Wir widersprechen dem Verdacht, Kultur und Kunst seien Privatvergnügen privilegierter Eliten, unrentable Unternehmen oder verzichtbare Luxusgüter. Wir kämpfen für den Erhalt, die Pflege und die Schaffung der Räume, in denen wir uns versammeln und begegnen können. Wir stellen uns gegen Missachtung, Entwertung, Spaltung und Vereinzelung - wenn's sein muss, auf lange Zeit. Wir werden nicht müde, uns mit unserem Können, unserem Wissen, unseren Erfahrungen und unseren Körpern dafür einzusetzen, dass schönes Leben existieren kann, vielfältig und affirmativ, liebevoll und nicht zu bändigen, herzhaft, bewegt, gesellig, mit Lust und Vertrauen auf das, was morgen kommen kann.
Es ist fünf vor zwölf, aber der Tag wird noch lange dauern. Die Dringlichkeit der Stunde wollen wir nutzen, um eine langfristige Solidarität zu schaffen. Denn wir sind Teil von einer diversen Gesellschaft und stehen Seite an Seite mit unseren Mitmenschen aus allen Lebensbereichen. Diese Gesellschaft reicht vom Pflegeheim bis zur Supermarktkasse, vom Klassenzimmer bis zum Fließband, von Hörsaal, Küche, Kiosk, Stahlkocher, Theke, Bus, Verwaltung bis zum Parlament und weit darüber hinaus. Wir müssen uns um die Demokratie kümmern!

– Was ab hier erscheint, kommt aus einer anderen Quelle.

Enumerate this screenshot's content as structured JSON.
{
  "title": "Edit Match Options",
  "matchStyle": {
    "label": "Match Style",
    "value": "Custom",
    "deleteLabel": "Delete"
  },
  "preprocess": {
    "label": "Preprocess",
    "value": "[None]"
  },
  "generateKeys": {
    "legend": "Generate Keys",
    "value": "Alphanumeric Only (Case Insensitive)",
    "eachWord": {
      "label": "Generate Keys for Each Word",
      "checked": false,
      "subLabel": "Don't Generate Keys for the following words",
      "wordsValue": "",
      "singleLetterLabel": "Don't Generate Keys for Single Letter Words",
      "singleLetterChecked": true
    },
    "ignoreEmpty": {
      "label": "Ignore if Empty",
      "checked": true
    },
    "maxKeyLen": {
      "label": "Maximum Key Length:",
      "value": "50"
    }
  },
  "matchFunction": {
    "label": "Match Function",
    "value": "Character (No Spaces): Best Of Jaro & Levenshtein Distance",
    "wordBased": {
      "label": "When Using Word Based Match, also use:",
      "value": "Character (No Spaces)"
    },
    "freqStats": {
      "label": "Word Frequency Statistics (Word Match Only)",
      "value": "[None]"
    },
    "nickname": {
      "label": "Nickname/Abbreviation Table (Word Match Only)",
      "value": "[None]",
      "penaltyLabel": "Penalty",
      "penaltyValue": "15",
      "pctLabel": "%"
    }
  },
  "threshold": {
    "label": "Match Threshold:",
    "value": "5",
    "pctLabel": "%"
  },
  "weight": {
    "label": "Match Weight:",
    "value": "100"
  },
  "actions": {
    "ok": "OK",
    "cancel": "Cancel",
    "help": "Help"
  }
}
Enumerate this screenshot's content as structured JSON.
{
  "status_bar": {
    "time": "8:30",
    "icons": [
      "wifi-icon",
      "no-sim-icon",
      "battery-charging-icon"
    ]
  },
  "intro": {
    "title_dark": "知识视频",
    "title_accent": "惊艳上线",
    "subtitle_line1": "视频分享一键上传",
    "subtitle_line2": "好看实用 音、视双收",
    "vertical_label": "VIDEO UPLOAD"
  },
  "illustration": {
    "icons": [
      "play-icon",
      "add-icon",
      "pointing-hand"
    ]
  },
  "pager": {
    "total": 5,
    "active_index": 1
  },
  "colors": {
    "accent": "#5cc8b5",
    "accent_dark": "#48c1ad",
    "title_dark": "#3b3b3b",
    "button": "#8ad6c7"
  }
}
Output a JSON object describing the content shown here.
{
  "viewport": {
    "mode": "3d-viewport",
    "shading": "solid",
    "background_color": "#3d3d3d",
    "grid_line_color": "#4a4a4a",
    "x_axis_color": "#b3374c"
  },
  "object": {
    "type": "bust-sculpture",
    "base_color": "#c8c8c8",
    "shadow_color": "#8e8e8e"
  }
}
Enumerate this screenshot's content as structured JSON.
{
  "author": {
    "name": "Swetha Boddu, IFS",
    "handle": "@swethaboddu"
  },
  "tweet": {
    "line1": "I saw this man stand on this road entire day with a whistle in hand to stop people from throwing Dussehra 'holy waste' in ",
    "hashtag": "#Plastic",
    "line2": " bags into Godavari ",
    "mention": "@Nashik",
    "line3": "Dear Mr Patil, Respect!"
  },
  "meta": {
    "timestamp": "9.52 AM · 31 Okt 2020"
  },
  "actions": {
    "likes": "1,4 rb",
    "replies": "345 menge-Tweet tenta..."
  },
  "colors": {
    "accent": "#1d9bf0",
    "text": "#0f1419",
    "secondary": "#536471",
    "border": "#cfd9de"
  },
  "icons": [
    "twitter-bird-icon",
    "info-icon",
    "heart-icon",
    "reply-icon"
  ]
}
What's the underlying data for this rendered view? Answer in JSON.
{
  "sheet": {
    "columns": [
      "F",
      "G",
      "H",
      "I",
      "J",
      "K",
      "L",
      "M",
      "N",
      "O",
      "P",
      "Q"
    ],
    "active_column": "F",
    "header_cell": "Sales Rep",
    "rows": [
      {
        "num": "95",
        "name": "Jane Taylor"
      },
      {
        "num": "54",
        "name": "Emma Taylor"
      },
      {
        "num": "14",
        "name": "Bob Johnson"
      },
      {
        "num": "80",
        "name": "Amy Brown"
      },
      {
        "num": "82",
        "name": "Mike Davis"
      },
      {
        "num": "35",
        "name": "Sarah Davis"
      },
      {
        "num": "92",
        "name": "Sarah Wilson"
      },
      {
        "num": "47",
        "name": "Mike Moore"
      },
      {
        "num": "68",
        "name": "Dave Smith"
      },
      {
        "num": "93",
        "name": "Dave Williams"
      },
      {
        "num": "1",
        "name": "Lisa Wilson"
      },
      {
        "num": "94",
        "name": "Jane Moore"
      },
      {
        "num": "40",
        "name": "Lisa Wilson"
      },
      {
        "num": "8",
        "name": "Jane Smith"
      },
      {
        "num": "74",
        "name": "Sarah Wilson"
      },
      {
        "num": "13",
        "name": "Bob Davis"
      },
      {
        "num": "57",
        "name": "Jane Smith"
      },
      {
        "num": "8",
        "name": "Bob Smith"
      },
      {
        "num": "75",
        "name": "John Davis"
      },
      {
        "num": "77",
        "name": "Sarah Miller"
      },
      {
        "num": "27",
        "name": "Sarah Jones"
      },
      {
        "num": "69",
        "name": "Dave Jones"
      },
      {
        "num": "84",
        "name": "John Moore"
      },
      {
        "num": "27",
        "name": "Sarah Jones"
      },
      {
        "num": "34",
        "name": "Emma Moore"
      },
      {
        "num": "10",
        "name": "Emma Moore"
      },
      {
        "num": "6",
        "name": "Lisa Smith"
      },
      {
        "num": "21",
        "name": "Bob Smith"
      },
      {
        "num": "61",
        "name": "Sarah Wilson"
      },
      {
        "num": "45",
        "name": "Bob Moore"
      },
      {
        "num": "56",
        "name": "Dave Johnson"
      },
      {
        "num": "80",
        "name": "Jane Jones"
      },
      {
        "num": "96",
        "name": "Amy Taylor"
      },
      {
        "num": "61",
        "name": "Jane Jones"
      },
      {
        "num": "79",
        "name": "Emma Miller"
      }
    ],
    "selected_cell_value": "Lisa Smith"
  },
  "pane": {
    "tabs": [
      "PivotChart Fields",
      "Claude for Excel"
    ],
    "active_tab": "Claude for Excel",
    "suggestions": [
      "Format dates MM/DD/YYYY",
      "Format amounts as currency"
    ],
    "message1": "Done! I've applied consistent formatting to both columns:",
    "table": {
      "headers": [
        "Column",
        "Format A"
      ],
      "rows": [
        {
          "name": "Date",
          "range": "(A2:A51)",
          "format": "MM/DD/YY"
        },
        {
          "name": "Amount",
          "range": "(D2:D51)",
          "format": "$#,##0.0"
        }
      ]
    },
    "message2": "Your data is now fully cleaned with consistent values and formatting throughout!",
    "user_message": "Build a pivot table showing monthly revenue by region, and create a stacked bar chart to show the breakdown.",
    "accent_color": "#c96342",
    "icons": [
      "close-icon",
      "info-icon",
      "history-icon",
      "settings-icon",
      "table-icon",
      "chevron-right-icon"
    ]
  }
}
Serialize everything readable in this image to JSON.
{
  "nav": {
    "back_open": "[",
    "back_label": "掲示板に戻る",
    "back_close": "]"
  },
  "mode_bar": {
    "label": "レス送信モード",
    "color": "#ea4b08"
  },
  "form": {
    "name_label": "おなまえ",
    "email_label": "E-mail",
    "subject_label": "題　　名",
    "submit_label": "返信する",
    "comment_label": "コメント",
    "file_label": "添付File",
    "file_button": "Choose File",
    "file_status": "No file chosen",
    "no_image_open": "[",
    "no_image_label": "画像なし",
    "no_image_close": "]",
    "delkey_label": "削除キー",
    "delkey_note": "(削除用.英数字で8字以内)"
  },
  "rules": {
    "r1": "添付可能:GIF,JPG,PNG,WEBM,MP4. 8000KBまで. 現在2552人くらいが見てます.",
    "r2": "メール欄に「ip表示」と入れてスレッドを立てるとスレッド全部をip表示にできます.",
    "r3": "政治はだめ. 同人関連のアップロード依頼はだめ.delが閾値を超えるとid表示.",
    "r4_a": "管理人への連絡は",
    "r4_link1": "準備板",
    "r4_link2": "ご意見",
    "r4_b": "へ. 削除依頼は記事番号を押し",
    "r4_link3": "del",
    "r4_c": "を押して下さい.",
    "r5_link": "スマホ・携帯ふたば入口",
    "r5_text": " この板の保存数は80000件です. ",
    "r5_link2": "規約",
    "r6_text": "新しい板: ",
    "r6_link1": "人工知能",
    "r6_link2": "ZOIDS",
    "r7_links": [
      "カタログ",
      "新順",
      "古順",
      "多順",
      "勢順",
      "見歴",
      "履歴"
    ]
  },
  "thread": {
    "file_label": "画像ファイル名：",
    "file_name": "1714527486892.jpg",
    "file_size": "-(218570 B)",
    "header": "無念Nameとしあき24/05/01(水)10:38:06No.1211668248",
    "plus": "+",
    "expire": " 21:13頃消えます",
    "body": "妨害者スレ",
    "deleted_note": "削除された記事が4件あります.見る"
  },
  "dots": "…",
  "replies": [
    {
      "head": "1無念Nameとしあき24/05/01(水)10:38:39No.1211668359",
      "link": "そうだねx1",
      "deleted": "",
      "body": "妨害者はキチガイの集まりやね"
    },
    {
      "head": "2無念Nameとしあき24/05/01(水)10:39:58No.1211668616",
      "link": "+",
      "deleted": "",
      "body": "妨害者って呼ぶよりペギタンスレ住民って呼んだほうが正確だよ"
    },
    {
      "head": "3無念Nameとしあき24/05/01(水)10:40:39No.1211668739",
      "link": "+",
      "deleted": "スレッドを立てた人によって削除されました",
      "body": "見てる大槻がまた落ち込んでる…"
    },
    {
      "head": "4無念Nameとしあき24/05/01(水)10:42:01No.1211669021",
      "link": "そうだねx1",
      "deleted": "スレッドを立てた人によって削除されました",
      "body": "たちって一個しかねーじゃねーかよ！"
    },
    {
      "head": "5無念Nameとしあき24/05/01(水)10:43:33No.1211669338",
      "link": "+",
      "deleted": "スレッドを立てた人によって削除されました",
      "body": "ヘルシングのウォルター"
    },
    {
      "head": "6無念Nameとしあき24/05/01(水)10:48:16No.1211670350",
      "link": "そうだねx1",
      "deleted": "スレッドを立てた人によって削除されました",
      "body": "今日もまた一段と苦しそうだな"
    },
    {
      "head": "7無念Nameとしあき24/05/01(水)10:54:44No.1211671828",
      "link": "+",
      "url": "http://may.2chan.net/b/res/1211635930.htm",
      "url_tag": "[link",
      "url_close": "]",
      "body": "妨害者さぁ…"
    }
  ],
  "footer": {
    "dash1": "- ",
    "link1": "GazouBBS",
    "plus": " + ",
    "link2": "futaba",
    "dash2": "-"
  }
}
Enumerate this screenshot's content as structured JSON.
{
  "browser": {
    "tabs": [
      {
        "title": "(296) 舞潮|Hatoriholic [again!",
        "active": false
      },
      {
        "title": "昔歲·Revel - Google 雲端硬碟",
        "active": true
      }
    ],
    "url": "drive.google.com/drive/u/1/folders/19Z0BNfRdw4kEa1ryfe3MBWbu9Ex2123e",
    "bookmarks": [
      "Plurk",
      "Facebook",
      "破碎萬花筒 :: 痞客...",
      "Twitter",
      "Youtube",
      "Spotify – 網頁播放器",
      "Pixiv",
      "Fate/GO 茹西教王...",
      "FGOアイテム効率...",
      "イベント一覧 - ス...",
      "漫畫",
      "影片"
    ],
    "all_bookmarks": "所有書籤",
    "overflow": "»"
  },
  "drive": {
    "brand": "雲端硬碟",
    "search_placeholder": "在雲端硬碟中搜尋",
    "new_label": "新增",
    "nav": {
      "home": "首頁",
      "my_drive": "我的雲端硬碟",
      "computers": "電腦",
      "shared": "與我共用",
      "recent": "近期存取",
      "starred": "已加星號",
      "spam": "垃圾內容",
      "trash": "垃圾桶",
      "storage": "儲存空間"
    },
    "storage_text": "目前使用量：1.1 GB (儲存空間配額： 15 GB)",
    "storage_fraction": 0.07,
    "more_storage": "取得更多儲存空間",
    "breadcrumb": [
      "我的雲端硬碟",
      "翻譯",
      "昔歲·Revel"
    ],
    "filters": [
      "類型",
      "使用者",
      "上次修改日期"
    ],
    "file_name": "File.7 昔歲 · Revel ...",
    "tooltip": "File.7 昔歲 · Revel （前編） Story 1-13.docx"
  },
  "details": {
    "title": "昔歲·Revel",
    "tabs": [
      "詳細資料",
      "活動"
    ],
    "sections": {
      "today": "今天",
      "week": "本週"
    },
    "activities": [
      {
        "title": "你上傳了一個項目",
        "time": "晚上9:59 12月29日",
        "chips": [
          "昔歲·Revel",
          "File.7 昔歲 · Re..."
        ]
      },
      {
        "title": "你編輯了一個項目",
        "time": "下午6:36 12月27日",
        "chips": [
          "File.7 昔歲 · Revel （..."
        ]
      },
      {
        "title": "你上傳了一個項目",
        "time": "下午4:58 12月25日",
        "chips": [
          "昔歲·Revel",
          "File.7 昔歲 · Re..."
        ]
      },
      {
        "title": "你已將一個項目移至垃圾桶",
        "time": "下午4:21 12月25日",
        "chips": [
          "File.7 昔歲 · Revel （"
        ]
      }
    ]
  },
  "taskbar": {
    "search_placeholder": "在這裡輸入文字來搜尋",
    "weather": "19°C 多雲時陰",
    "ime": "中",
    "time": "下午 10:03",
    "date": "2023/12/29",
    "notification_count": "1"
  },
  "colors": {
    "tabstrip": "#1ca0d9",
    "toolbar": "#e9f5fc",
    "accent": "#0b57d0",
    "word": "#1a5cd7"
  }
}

Stellt euch vor, jedes Theater, jedes Museum, jedes soziokulturelle Zentrum, jede Bibliothek, ... jeder noch so kleine Ort, an dem sich Menschen wie hier versammeln, wäre ein Strommast: eine solide Struktur voller Energie und Strahlkraft, die dauernd Wärme, Licht und Widerstand verschickt, von Stadt zu Stadt, von Dorf zu Dorf, über weite Strecken hinweg mit den anderen verbunden, ein leuchtendes Netz der zwischenmenschlichen Grundversorgung. Räume wie dieser hier, in dem wir uns gerade befinden, sind Räume der Versammlung, und die ist erst voll, wenn die nächste Person gesprochen hat.